Sólo a veces, cuando el reloj mide el tiempo de los otros, hago una pausa.
      Entonces, una mujer tiende una lavadora oscura de ropa masculina en uno de aquellos balcones “otra tanda , la última." "Y esa mujer, y que sigue sentada en el parque, lleva por lo menos cuatro horas, vaya ganas, con el frío que hace”. Diez minutos. Disimuladamente disparo mi cámara, me mira. Un hombre pasa con la bolsa del pan en una mano y el periódico bajo el brazo “a ver si ha llegado ya el abuelo y no habrá que ir a buscarlo”. Me mira. Dos minutos. Un niño pasa corriendo atado a un perro, medio minuto, una caída, me mira, llanto, ladridos. El hombre deja el pan y el periódico en un banco y vuelve a consolarlo y recogerlo. Cinco minutos. El anciano, atraviesa el espacio lentamente, con dificultad: 
    - Buenos días- con sonrisa, parándose.
   - Buenos días - las palabras me salen con sonrisa también, pero con dificultad.
   - Hace bueno hoy - se acerca-, un poco de frío, pero al sol se está bien.
    - Se está bien, sí- yo, parca.
   - Ale, hasta otra, guapa, - vuelve a arrancar- me espera el hijo para comer.
    - Adiós, no se entretenga que le he visto pasar hace un rato. Treinta minutos.

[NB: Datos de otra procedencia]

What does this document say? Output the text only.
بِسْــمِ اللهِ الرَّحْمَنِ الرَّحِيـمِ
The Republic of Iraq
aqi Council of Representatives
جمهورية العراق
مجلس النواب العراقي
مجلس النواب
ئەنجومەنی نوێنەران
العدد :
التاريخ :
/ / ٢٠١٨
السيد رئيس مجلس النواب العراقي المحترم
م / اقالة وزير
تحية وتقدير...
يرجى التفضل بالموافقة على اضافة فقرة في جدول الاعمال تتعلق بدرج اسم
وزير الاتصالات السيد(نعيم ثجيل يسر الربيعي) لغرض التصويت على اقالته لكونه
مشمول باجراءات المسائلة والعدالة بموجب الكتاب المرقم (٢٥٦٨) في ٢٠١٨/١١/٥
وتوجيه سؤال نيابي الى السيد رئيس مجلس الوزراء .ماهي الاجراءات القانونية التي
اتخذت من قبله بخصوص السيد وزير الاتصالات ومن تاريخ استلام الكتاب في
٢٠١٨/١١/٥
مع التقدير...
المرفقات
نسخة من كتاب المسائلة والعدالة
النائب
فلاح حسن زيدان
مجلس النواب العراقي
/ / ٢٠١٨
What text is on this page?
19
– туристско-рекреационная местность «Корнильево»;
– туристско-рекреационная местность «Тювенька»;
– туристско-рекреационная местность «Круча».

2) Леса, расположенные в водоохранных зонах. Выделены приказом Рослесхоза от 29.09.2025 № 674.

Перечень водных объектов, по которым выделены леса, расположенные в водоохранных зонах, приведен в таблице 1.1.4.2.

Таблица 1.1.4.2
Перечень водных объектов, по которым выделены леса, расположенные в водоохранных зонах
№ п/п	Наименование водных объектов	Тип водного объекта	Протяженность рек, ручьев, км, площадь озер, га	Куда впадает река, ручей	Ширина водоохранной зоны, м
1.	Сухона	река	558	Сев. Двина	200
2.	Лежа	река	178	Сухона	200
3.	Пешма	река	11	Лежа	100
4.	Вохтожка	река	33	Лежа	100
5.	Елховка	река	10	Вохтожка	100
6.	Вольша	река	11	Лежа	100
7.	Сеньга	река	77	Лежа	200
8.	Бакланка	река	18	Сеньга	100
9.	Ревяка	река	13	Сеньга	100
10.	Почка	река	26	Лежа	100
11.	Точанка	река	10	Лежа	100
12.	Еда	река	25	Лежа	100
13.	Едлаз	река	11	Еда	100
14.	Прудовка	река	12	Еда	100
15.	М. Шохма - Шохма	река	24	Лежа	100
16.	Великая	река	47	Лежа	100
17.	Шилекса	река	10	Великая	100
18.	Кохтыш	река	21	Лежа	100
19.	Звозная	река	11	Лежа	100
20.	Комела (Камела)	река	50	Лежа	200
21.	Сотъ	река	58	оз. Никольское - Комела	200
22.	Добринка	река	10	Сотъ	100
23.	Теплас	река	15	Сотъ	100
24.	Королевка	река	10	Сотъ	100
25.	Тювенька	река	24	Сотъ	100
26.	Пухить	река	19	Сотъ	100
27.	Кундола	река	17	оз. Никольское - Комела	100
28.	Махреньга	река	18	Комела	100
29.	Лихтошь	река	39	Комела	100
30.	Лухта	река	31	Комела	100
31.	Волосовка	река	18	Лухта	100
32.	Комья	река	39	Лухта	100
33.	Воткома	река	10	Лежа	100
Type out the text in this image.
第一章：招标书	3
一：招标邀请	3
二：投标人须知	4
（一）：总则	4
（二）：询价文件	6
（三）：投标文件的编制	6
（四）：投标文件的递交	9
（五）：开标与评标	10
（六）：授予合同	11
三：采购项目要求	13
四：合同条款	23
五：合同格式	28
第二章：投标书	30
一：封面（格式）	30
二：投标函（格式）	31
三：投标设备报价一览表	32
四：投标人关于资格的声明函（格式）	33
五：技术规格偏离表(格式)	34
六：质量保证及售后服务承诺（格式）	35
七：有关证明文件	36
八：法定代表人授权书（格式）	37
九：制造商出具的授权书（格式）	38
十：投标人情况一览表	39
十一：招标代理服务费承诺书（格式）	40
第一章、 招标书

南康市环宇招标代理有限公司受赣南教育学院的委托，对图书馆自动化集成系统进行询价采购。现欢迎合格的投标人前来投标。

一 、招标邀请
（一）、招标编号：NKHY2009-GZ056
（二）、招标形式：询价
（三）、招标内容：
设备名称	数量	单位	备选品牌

       La mujer, que sigue sentada en el parque, enciende un cigarrillo. Mira el reloj y sonríe. Recuerda en ese momento que tiene que poner un programa corto para sus cuatro prendas, las que más usa, las más cómodas., mandar cuatro mails, hacer cuatro cosas. Hoy no le ha dicho nada su hijo de ir a comer con ellos. Vuelve a sonreír cuando piensa en su nieto. Mira el reloj. Hace otra foto. Cinco horas.

       En las ciudades hay personas que están entre paréntesis.

29 de agosto de 2011

PUNTO Y FINAL : Audio en la voz de "La voz silenciosa"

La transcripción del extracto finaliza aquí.